Nobody likes being a punching bag, even against a program that won back-to-back national championships not so long ago. It’s the same adversary in all those 14 losses that Head Coach Chris Sperry keeps running into, the extremely successful and fellow UP alum, OSU Head Coach Pat Casey.
Despite the very one-sided record between the two coaches, they are actually walking on the same path in terms of patiently grinding their way to sucess.
Casey, boasts over 600 total wins in his 18 years with the Beavers. Including his six years at George Fox, Casey has over 800 career victories. Sperry just reached his 300 career wins last season, coming just short of earning it against his old rival and friend when OSU beat UP for the 14th time leaving Sperry stranded at 299 for another week.
For Casey, a two-time national coach of the year and a living legend among the collegiate baseball community is highly regarded for a reason. Only five people can make that claim since 1923, when Ralph Coleman began a 35-year run that produced 561 wins. Casey’s predecessor, Jack Riley, won 613 games over his 22 years running a program.
Casey and Sperry go way back. Both are former Pilots – Casey a UP Hall-of-Famer who spent eight years in the minor leagues, Sperry played for the legend Joe Etzel himself and his predecessor as the Pilots’ head coach, Terry Pollreisz.
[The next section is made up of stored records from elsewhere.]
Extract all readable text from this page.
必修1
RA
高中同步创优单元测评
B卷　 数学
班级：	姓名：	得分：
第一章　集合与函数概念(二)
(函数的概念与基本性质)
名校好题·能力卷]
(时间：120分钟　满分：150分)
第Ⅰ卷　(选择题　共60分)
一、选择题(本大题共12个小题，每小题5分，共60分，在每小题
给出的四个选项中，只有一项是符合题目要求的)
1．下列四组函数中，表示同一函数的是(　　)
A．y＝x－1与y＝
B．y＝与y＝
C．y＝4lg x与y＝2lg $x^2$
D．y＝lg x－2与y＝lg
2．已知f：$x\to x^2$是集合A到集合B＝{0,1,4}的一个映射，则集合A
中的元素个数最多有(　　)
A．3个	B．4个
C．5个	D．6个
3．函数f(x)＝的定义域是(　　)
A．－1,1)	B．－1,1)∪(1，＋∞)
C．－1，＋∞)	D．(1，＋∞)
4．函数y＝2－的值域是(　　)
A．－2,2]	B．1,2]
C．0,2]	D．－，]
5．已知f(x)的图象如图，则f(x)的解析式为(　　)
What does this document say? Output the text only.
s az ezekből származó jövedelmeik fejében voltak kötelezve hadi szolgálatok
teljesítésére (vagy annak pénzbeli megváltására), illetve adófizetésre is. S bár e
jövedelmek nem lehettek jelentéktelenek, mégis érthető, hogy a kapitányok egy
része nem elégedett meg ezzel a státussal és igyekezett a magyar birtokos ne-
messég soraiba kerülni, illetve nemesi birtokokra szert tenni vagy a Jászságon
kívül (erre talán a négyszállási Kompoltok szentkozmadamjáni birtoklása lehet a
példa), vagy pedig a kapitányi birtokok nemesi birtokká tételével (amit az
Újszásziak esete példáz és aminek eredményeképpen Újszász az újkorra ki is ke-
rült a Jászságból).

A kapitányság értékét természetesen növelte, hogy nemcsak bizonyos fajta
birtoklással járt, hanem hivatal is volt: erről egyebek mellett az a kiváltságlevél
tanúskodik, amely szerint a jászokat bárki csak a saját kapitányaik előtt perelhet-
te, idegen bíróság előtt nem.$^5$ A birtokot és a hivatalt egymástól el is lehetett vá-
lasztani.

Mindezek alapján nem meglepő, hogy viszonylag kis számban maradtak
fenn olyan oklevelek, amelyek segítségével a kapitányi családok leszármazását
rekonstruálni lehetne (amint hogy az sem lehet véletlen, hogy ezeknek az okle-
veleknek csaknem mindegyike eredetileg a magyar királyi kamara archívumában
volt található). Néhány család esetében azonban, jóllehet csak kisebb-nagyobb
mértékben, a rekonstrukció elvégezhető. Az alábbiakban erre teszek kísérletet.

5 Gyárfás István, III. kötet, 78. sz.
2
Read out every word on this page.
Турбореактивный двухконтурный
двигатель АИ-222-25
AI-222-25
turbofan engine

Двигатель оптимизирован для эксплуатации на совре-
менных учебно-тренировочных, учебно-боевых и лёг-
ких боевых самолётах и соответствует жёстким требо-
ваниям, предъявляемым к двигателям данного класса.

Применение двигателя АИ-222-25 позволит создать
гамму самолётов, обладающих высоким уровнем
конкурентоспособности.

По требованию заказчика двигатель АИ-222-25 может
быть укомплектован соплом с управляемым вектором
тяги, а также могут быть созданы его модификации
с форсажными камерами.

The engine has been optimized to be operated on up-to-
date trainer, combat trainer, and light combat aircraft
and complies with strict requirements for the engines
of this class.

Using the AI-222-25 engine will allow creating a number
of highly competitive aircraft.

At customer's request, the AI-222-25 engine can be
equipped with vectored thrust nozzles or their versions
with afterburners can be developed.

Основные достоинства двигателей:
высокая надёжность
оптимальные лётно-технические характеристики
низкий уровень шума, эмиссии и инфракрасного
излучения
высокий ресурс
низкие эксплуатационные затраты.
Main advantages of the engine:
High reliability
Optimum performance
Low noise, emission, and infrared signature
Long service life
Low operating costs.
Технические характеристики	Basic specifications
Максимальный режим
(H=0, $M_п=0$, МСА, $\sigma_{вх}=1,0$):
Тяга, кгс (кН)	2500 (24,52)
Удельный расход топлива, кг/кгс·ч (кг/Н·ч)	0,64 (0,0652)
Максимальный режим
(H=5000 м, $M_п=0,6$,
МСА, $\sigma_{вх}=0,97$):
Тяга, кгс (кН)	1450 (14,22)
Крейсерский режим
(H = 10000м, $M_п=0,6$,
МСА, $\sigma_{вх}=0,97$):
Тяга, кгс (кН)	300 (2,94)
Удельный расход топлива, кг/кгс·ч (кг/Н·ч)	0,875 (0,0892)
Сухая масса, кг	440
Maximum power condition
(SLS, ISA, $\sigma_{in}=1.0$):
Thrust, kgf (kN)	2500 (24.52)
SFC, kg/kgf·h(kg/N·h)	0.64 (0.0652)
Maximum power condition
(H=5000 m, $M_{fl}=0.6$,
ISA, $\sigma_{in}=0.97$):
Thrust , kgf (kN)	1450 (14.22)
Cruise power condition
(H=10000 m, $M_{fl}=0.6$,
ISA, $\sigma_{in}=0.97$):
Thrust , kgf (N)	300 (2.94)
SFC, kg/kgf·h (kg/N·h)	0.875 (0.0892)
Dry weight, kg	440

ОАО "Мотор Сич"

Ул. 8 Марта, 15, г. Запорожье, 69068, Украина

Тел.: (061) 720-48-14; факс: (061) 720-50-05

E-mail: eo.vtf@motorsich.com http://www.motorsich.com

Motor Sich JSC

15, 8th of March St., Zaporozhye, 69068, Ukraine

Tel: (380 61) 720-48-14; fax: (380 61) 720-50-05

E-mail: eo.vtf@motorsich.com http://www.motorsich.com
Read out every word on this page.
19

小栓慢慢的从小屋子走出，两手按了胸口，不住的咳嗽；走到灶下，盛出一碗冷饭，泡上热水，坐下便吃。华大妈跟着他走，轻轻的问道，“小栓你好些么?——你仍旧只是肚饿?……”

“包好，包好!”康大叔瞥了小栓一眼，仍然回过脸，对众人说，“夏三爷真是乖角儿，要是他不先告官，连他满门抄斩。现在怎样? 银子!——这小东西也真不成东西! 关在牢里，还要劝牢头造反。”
Sperry, 46, took over for Pollreisz in 1998, the year before Casey’s Beavers moved into the Pac-10 for conference play.
Sperry’s 15 seasons at Portland have been about survival. His career record has almost double the losses as wins and he went through 12 straight losing seasons before breaking through at 34-18 in 2010, finishing second in the West Coast Conference at 14-7. Last year was a step-back at 24-30, though UP was 11-10 and third place in the WCC. It’s a far cry from that first season under Sperry, when they were 10-39 and grossly underfunded.
When Sperry arrived in 1998, there was talk of construction of a new stadium. Now, finally, it appears it will happen. Three years ago, the university purchased the nearby Triangle Park property, with plans to build a new baseball facility there. Casey also knows the feeling of wanting a new stadium and having to fight for it early in his coaching career in order to get better recruits, only to be rewarded and paying it back with two national championships.
Maybe this is the same route that UP is taking with Sperry and it’s all starting to come together in the future.
See you at the ballpark at 2 p.m. on Tuesday to see two great coaches try to out-think each other and their teams decide who is king of Oregon and who is only up-and-coming.